Compute CDS regions.

get_exon_number_for(start: int, stop: int) int[source]
is_coding() bool[source]
test_frames() bool[source]
total_len() int[source]
update_frames() None[source]

Update codon frames.

utr3_len() int[source]
utr3_regions() list[BedRegion][source]

Build and return list of UTR3 regions.

utr5_len() int[source]
utr5_regions() list[BedRegion][source]

Build list of UTR5 regions.

dae.genomic_resources.gene_models.build_gene_models_from_file(file_name: str, file_format: str | None = None, gene_mapping_file_name: str | None = None) GeneModels[source]

Load gene models from local filesystem.

dae.genomic_resources.gene_models.build_gene_models_from_resource(resource: GenomicResource | None) GeneModels[source]

Load gene models from a genomic resource.

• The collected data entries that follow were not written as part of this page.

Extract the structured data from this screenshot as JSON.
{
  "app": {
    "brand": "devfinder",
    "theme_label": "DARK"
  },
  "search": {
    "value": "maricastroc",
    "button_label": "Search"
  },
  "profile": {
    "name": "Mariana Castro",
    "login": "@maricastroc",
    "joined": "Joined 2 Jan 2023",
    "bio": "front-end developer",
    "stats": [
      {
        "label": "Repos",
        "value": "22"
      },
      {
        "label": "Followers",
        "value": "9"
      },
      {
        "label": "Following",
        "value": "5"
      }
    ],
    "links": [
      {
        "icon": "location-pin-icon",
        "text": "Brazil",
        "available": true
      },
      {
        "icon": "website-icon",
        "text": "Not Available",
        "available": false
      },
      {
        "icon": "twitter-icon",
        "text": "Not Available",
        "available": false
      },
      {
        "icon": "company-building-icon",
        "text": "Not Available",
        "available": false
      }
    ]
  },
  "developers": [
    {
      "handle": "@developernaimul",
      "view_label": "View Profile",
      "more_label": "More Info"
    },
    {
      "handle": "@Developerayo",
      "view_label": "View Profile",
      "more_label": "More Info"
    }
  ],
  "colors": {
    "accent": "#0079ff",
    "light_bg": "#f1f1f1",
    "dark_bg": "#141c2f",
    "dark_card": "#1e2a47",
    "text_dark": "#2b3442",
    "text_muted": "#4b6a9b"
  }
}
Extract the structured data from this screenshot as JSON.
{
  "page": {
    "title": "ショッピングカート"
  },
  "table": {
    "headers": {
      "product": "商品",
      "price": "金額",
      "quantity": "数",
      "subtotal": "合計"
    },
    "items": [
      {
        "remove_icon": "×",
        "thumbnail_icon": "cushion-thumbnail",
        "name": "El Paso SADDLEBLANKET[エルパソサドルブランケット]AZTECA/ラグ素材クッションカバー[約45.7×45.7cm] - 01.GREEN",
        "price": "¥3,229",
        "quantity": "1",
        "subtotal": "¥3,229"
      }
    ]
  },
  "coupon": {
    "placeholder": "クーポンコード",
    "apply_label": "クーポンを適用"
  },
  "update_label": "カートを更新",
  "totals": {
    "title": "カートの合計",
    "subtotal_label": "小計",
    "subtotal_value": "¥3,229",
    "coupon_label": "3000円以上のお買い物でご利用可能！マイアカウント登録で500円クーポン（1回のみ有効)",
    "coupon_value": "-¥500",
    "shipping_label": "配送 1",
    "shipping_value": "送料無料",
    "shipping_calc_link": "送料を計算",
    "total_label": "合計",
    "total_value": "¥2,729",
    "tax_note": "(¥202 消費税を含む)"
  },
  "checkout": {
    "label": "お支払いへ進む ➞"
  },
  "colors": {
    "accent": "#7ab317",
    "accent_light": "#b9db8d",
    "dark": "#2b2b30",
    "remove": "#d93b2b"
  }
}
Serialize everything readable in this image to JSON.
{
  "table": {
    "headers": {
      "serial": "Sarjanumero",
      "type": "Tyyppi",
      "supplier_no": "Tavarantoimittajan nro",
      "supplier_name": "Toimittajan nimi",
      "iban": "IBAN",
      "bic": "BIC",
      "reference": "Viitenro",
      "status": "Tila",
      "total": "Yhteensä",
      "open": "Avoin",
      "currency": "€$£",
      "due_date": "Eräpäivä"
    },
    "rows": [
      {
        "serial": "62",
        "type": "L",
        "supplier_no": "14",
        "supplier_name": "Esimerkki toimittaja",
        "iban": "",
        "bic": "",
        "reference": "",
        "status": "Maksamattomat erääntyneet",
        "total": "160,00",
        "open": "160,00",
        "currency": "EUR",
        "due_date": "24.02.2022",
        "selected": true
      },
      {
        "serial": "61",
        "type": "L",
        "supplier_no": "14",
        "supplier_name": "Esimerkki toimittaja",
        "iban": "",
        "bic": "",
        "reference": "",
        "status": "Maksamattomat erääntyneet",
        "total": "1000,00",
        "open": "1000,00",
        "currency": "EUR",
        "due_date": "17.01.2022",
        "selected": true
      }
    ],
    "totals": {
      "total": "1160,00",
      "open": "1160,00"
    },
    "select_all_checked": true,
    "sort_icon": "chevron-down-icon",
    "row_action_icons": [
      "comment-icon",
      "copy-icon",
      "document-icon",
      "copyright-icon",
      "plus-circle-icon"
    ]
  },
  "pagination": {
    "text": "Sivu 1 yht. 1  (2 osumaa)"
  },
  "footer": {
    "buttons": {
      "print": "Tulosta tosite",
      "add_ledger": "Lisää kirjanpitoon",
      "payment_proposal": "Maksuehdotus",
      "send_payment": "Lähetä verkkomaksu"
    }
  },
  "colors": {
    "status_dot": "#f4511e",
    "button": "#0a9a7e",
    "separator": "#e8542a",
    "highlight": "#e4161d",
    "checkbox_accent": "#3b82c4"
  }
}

dae.genomic_resources.gene_models.build_gene_models_from_resource_id(resource_id: str, grr: GenomicResourceRepo | None = None) GeneModels[source]
dae.genomic_resources.gene_models.create_regions_from_genes(gene_models: GeneModels, genes: list[str], regions: list[Region] | None, gene_regions_heuristic_cutoff: int = 20, gene_regions_heuristic_extend: int = 20000) list[Region] | None[source]

Produce a list of regions from given gene symbols.

If given a list of regions, will merge the newly-created regions from the genes with the provided ones.

dae.genomic_resources.gene_models.gene_models_to_gtf(gene_models: GeneModels, *, sort_by_position: bool = True) StringIO[source]

Output a GTF format string representation.

dae.genomic_resources.gene_models.join_gene_models(*gene_models: GeneModels) GeneModels[source]

Join muliple gene models into a single gene models object.

dae.genomic_resources.gene_models.save_as_default_gene_models(gene_models: GeneModels, output_filename: str, *, gzipped: bool = True) None[source]

Save gene models in a file in default file format.